When I arrived at the apartment building, I called the tenant from whom I was renting. She buzzed me into the apartment remotely using her cell phone. We had an email exchange prior to my arrival in which I gave her my approximate arrival and departure times. The apartment was clean, orderly, and modestly furnished. A list of guest information and a key were on the table when I entered. She had given me recommendations on nearby restaurants, groceries stores, and other services. The apartment complex had a pent-house exercise facility, study area, and deck with gas grills and comfortable furniture, all with a spectacular view of the Rocky Mountains.

When I departed two days later, I called the tenant to let her know that I had left and was leaving a few groceries in the refrigerator. Having a full kitchen with utensils allowed me to prepare my meals while I was in town.
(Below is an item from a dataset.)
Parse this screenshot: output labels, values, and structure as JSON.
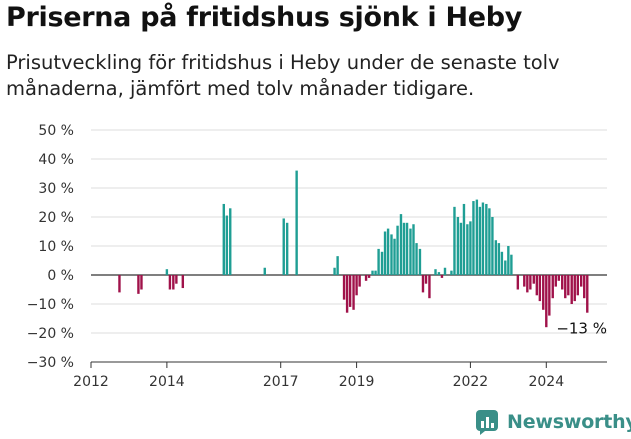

Five minutes before leaving the apartment, I had put in a request to Uber, using the app on my iPhone, for a ride to the airport. I had a response within 2 minutes and was told that the driver would pick me up at the apartment in 3 minutes. I could see on the Uber map the location of the driver as he approached the apartment complex. I could tell in advance that it was a Toyota Corolla driven by Mohamed that would be picking me up. The Uber app showed a rating for the driver that had been submitted by other riders. Mohamed turned out to be a very personable young man from Libya driving a clean well-maintained vehicle. The cost of my pleasant trip to the airport was $33.

Airbnb and Uber are two example of the disruptive power of technology. Hotels, visitors’ bureaus (dependent on the hotel tax) and local governments (lobbied by the hotel industry) are attempting to prevent the Airbnb renters from sharing their dwellings using zoning laws and other means. Airbnb has 1.5 million listings in 34,000 cities and 190 countries. Here in my small community of Holland, MI (pop. 30,000), eighteen property owners with listings on Airbnb have received notice from the City telling them they are in violation of the zoning law. Currently, the City Council is studying the issue.

Uber drivers are despised by regular taxi drivers who think they’re “destroying their industry.” Cities are attempting to ban the use of Uber and passing ordinances to block the use of “unlicensed” drivers to provide rides for hire. Uber was founded in 2009 and has since expanded to 300 cities internationally and has an estimated worth of $62.5 billion.

What role will the “sharing economy” play in economic development? What disruption will technology bring to economic development? Will we embrace change or fight it?